CASmate and FlexiSign have both been effective programs for sign manufacturing, but they have not been without their faults or limitations. Flexi still has a very clunky, 1990's style user interface. And it still doesn't support all the features of OpenType, which is a serious problem. Many modern OTFs have very complex character sets. I have to use Adobe apps or a recent version of CorelDRAW to access those character sets.

Gene@mpls said:
SignMan has it- I labored thru this entire discussion thinking exactly this. The same suspects will support AI and Corel [which are good for some things] but FlexiSign is a signmaking program and does it well and quickly.

That really depends specifically on what kind of sign you're designing. I'll design a neon sign in Adobe Illustrator or CorelDRAW long before I mess around doing it in Flexi. Flexi will get the finished art when we're ready to plot neon tube patterns or rout metal letter parts.
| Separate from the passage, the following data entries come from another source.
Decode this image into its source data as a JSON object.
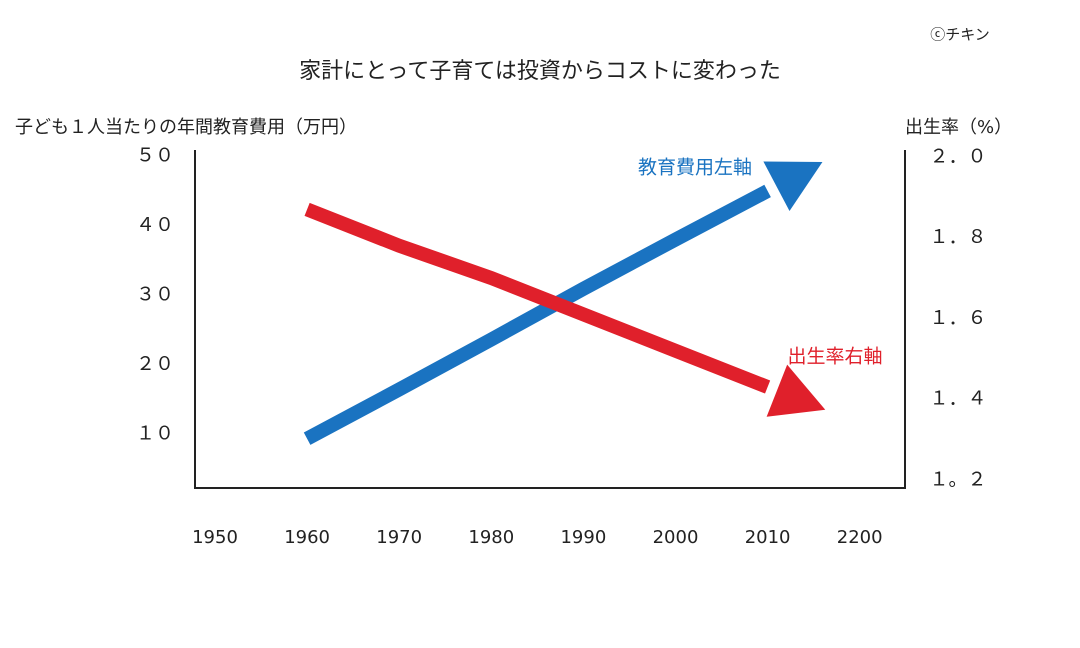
{
  "chart_data": {
    "type": "line",
    "title": "家計にとって子育ては投資からコストに変わった",
    "credit": "ⓒチキン",
    "y_label": "子ども１人当たりの年間教育費用（万円）",
    "y2_label": "出生率（%）",
    "categories": [
      "1950",
      "1960",
      "1970",
      "1980",
      "1990",
      "2000",
      "2010",
      "2200"
    ],
    "ylim": [
      2.2,
      50.9
    ],
    "yticks": [
      {
        "value": 10,
        "label": "１０"
      },
      {
        "value": 20,
        "label": "２０"
      },
      {
        "value": 30,
        "label": "３０"
      },
      {
        "value": 40,
        "label": "４０"
      },
      {
        "value": 50,
        "label": "５０"
      }
    ],
    "y2lim": [
      1.18,
      2.017
    ],
    "y2ticks": [
      {
        "value": 1.2,
        "label": "１。２"
      },
      {
        "value": 1.4,
        "label": "１．４"
      },
      {
        "value": 1.6,
        "label": "１．６"
      },
      {
        "value": 1.8,
        "label": "１．８"
      },
      {
        "value": 2.0,
        "label": "２．０"
      }
    ],
    "series": [
      {
        "name": "教育費用左軸",
        "color": "#1a73c1",
        "values": [
          null,
          9.3,
          16.4,
          23.6,
          30.9,
          38.0,
          45.0,
          null
        ]
      },
      {
        "name": "出生率右軸",
        "color": "#e0202b",
        "axis": "y2",
        "values": [
          null,
          1.87,
          1.78,
          1.7,
          1.61,
          1.52,
          1.43,
          null
        ]
      }
    ]
  }
}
Our shop has 3 Flexi licenses, but we mainly use them for driving vinyl cutters, doing other file prep work for our routing table and accessing old CASmate .SCV files. Flexi isn't involved at all in our large format printing work. Adobe is the front end of that, with Roland VersaWorks and Onyx Thrive driving the printers. Most of our client sketches are generated in CorelDRAW, since that's what we've used since the early 1990's. I do most of my full size design work within CorelDRAW. I have to use Illustrator for some other tasks.

Having to use multiple applications is a fact of life for most people making a living doing graphic design work. It's a waste of time trying to make one application do everything.

oldgoatroper said:
Ideally, all artwork should be submitted via high-quality PDF with fonts converted to curves, transparencies flattened, etc. Designers that submit native files, Corel, Illy, InDesign or otherwise, need some lessons.

Unfortunately way too many clients don't bother with creating their art files so they can port easily to other applications on other computers. It solves quite a few headaches for our shop to be able to handle Adobe and Corel files natively. The Adobe capability is pretty important since national businesses trade in those files far more often than Corel CDRs.

oldgoatroper said:
In my opinion, CorelDraw is very viable for of nearly all of what most people might perceive they would need InDesign for. Granted CD is not as well suited as ID for very large jobs, but I would only put down CD and pickup ID if I were starting a 64+ page magazine.

CorelDRAW finally got rid of one serious limitation when they finally added a proper level of OpenType support in version X6. InDesign has been fully OpenType capable from when it was first released nearly 18 years ago. CorelDRAW still has serious problems handling Adobe-generated assets. InDesign will handle any Photoshop or Illustrator-generated assets just fine.